N-substituted 2-methyl-2-n-propyl-1,3-propanediol dicarbamate

N-alkyl group

formula Anal}
calculated se-N
found refraction
index »ο ⁵ C ₁₁ H ₂₂ O ₄ N ₂ 11.38 11.06 1.4677 C ₁₂ H ₂₄ O ₄ N ₂ 10.76 10.71 1.4694 C ₁₂ H ₂₄ O ₄ N ₂ 10.76 10.76 C ₁₃ H ₂₆ O ₄ N ₂ 10.21 10.42 C ₁₃ H ₂₆ O ₄ N ₂ 10.21 10.47 1.4645

Bp. Or bp. In ° C (mm)

ethyl

n-propyl

Isopropyl

η-butyl

Isobutyl

*) Compound purified by distillation at the specified temperature and pressure.

154 to 156 (0.05)
144 to 147 (0.02)
Pp. 89 to 91
Sdp. 49 to 51
100 to 110 (0.01) *)

Aside from the presence of unique muscle relaxation effects of extreme value than Medicines for the solution of muscle plasma lay down the distinctive central depressive properties of the compounds according to the invention also suggest that some of them have further therapeutic value as sedatives, Sedatives, hypnotics and agents for influencing abnormal behavior are suitable.

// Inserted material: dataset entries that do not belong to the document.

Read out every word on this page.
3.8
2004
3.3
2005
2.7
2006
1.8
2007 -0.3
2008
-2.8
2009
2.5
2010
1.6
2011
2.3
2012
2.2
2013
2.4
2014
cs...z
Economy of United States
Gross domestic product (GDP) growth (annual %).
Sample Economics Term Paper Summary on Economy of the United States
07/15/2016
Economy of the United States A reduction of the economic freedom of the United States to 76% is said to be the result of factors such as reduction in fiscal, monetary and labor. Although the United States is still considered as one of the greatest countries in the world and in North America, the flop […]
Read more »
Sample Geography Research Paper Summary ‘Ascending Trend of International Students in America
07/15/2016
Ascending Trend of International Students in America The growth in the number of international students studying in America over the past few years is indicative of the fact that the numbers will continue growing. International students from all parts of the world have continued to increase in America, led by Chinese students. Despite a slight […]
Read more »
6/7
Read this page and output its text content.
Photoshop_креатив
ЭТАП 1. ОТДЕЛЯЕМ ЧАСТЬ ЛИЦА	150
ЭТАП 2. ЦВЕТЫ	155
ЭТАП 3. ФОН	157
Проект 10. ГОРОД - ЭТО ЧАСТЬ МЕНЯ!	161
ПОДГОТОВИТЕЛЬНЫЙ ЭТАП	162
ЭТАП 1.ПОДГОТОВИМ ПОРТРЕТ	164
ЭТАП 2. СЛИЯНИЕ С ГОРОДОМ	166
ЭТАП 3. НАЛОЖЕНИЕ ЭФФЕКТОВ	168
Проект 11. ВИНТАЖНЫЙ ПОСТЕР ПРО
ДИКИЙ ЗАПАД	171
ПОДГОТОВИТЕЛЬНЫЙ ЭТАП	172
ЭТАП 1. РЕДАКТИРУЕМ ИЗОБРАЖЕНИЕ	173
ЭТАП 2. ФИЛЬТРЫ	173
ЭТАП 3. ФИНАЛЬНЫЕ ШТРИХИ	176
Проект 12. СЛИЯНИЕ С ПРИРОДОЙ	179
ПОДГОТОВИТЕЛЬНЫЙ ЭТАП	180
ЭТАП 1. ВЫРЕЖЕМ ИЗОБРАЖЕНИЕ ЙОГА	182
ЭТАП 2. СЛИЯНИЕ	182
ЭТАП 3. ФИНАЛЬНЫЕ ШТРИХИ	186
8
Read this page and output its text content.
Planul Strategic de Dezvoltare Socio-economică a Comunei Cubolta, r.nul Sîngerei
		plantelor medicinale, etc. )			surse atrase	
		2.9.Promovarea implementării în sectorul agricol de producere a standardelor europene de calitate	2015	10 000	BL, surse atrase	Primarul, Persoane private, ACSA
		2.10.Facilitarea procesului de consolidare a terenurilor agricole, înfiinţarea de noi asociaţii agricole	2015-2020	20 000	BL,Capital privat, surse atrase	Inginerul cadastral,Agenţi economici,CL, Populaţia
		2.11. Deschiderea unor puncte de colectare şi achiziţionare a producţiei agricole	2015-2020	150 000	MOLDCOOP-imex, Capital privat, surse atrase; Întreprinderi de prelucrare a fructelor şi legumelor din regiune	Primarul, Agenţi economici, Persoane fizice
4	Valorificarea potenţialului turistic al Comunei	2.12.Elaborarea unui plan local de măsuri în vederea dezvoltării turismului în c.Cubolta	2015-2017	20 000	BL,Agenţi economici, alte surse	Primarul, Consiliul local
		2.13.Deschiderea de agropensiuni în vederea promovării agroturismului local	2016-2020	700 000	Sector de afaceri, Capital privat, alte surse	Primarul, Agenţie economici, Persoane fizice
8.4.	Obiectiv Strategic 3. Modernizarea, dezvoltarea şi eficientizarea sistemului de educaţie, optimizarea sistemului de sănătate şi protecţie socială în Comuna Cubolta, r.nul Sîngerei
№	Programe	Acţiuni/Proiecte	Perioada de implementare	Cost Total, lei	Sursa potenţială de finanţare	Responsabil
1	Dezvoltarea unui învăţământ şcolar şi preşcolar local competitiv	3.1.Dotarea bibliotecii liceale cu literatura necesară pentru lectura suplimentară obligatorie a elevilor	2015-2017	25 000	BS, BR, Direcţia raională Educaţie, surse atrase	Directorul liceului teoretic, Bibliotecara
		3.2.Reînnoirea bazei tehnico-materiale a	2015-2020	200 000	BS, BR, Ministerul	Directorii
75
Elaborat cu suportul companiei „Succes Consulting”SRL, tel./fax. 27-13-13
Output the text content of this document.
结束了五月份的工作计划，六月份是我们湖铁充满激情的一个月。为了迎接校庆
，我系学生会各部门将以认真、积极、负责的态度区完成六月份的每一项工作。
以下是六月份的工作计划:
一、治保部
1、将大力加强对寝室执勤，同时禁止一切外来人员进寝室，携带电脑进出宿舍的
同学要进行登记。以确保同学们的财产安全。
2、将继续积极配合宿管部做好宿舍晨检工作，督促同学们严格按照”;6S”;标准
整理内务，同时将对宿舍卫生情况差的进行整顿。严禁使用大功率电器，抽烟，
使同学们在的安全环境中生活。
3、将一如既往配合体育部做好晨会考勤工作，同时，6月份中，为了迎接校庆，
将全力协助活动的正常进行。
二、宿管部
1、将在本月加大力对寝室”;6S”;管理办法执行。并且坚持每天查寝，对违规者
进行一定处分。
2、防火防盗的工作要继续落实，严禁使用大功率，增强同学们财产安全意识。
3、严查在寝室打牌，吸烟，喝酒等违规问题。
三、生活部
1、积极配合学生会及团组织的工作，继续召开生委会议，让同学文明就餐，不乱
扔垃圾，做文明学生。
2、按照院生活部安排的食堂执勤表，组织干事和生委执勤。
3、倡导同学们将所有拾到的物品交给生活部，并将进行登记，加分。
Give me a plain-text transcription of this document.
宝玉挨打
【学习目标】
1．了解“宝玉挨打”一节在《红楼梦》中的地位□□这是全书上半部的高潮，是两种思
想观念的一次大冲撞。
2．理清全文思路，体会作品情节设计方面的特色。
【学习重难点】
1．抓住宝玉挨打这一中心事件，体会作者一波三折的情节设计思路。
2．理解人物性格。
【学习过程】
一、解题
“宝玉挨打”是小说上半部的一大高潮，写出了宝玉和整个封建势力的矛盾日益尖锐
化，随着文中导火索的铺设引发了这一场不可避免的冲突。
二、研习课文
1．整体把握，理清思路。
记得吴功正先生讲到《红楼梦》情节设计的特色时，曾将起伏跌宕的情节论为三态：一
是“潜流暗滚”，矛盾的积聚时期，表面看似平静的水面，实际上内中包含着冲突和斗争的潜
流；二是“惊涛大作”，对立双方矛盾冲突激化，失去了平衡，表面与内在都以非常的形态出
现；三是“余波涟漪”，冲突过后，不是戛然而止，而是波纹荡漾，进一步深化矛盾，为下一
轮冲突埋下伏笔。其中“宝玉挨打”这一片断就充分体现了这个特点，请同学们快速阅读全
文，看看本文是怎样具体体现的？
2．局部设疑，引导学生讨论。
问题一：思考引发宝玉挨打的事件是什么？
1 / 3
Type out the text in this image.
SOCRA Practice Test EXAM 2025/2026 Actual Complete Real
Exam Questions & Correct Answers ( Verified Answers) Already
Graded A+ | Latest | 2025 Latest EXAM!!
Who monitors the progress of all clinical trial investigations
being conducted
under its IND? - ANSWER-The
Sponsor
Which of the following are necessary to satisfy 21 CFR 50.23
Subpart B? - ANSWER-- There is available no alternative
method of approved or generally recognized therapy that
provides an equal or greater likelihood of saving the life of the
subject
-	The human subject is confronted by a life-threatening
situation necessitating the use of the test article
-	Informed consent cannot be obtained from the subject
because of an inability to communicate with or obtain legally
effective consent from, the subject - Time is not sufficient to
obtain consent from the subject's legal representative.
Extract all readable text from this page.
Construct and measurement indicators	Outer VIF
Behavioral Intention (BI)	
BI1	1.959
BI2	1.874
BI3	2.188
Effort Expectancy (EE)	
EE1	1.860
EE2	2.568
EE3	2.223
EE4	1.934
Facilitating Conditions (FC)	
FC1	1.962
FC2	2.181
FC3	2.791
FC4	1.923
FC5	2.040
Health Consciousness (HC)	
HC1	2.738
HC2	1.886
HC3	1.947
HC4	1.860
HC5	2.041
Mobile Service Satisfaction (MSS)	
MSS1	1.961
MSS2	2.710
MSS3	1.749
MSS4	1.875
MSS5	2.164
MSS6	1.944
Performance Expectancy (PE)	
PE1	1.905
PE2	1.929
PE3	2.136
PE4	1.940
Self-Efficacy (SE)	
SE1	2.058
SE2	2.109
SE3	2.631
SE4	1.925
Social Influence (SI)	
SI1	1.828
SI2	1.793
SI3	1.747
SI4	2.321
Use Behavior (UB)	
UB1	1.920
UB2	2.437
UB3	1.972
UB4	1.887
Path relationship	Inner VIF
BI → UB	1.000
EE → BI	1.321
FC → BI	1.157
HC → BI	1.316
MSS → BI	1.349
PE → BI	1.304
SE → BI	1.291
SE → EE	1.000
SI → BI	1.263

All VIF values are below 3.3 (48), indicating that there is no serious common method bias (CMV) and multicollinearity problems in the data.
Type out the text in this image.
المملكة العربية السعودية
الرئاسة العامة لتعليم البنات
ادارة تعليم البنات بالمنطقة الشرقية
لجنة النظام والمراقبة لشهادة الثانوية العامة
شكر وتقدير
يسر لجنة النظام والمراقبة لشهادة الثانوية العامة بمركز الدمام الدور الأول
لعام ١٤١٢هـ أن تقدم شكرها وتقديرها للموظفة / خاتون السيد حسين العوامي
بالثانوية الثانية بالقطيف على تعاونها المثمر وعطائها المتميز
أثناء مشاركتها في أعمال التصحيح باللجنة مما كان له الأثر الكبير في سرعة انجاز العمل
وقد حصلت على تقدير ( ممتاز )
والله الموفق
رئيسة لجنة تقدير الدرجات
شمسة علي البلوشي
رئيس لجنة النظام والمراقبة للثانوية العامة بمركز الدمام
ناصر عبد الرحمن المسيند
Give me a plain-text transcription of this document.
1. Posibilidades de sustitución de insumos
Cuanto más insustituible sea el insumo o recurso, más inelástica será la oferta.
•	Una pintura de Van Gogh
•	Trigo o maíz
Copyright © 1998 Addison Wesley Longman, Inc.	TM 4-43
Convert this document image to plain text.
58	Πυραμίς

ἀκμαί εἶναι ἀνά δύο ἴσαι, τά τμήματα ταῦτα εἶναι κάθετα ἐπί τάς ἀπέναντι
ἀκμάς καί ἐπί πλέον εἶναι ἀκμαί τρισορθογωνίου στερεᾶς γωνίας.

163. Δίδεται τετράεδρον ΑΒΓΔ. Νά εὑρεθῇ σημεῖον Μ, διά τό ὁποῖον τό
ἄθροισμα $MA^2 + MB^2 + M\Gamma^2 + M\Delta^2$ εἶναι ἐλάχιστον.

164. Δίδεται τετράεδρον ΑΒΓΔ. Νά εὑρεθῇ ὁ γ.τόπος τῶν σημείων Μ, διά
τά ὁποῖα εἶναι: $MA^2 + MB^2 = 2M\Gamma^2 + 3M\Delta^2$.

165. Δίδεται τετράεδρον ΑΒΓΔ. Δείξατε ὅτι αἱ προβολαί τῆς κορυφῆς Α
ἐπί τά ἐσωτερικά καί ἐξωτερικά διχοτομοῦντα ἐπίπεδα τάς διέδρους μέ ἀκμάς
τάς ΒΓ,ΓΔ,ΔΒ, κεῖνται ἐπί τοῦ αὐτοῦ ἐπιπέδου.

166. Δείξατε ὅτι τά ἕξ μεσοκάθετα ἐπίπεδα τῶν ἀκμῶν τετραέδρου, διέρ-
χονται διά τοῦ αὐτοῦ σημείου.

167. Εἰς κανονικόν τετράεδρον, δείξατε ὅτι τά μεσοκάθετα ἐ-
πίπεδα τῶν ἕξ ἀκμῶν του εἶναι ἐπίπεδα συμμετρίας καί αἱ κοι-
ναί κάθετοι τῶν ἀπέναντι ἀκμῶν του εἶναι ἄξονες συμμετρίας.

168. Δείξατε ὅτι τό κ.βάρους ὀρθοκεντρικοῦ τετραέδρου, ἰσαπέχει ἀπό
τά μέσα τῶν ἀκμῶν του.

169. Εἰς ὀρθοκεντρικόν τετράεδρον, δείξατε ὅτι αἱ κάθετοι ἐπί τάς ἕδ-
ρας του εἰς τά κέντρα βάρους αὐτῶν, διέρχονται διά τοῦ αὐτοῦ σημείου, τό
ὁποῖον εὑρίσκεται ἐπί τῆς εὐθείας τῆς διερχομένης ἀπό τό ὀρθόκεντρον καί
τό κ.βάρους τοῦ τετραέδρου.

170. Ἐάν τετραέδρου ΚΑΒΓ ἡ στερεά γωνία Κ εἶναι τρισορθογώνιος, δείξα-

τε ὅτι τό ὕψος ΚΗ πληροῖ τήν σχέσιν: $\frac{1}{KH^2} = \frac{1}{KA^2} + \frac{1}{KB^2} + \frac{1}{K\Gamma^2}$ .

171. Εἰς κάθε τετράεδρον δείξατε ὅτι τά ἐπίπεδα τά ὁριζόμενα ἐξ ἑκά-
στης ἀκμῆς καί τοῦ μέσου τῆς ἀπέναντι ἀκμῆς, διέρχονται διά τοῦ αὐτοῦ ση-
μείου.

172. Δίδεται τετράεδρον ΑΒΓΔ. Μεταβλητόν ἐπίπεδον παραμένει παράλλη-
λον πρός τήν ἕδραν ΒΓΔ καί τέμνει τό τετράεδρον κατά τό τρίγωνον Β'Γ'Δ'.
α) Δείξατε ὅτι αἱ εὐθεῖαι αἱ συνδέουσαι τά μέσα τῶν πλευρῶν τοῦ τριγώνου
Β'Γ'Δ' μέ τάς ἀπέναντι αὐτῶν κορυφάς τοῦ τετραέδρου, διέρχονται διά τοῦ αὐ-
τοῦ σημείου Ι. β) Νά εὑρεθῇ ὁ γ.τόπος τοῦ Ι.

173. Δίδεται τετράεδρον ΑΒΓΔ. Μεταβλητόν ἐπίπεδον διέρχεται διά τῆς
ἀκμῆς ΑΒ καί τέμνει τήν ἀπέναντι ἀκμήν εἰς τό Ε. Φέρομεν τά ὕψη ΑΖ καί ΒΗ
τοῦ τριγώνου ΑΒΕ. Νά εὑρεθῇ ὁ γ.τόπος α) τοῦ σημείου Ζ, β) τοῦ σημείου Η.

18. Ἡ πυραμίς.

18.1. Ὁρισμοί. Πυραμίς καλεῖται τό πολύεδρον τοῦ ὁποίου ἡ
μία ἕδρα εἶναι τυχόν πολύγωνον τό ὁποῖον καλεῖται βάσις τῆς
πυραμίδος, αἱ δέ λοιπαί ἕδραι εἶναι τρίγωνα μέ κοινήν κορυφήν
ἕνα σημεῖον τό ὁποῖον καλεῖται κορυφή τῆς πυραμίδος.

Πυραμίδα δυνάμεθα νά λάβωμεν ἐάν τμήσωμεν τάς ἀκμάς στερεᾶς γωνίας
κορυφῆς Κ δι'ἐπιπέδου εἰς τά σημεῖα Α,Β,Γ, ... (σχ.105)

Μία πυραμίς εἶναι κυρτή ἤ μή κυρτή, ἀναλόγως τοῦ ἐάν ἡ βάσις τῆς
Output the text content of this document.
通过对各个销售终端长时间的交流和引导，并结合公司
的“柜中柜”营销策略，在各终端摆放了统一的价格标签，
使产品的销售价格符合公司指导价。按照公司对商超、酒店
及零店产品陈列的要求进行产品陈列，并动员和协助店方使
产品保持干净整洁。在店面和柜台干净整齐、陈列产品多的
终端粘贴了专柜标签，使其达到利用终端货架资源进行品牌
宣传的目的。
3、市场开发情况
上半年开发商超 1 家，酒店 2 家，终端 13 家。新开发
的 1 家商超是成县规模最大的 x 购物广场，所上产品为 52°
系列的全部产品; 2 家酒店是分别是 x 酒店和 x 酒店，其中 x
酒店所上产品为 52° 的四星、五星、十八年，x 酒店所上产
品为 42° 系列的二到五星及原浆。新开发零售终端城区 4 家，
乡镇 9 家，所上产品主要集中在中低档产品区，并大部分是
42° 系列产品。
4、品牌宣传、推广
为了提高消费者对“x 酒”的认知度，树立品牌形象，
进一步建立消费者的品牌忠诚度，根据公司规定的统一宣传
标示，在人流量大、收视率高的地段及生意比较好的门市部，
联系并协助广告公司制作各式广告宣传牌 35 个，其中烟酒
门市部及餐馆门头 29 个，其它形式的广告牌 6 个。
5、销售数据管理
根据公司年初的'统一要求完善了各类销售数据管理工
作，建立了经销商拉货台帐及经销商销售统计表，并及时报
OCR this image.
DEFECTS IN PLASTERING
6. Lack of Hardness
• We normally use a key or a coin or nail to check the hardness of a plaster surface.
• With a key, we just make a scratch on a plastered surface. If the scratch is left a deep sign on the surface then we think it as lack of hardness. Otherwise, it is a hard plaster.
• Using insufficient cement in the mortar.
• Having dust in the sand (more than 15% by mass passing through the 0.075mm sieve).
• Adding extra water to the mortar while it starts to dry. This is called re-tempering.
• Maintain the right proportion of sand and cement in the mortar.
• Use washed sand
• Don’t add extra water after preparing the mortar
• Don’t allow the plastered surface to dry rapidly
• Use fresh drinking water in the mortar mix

The new compounds according to the invention are preferably administered orally in the form of pills, tablets or Capsules administered, which are formed by known methods. A typical composition consists from the active ingredient mixed in a dry powdery state with gelatin, starch, magnesium stearate and algal acid compressed into a tablet. The active ingredient can also be in a suitable solution. An effective dose of the active ingredient will generally be in the range from 0.05 to 2.0 g.

where R is a saturated aliphatic hydrocarbon radical with 2 to 4 carbon atoms, characterized in that either a monocarbamate of the general formula

CH,

η-C ₃ H ₇

CH ₂ O-CO-NHR

CH ₉ OH

where R has the above meaning,

a) with cyanic acid or

b) with the carbamic acid ester of a low-boiling alcohol or

c) first reacts with phosgene and then the chlorocarbonate formed with ammonia lets react;

or that one is a monocarbamate of the general formula

Claims (1)

Claim: Process for the preparation of N-monosubstituted propanediol dicarbamates of the general formula 60 CH, η-C ₃ H ₇ CH ₂ -OCONH ₂ CH ₂ OH CH, η - C ₃ H ₇ CH ₉ OCONHR CH ₂ OCONH ₂ a) first reacting with phosgene and then _{allowing the chlorocarbonate formed to react with an amine RNH 2} , where R has the meaning given above, or b) reacts with an isocyanate of the general formula R-N = C = O. © 909 647/426 10.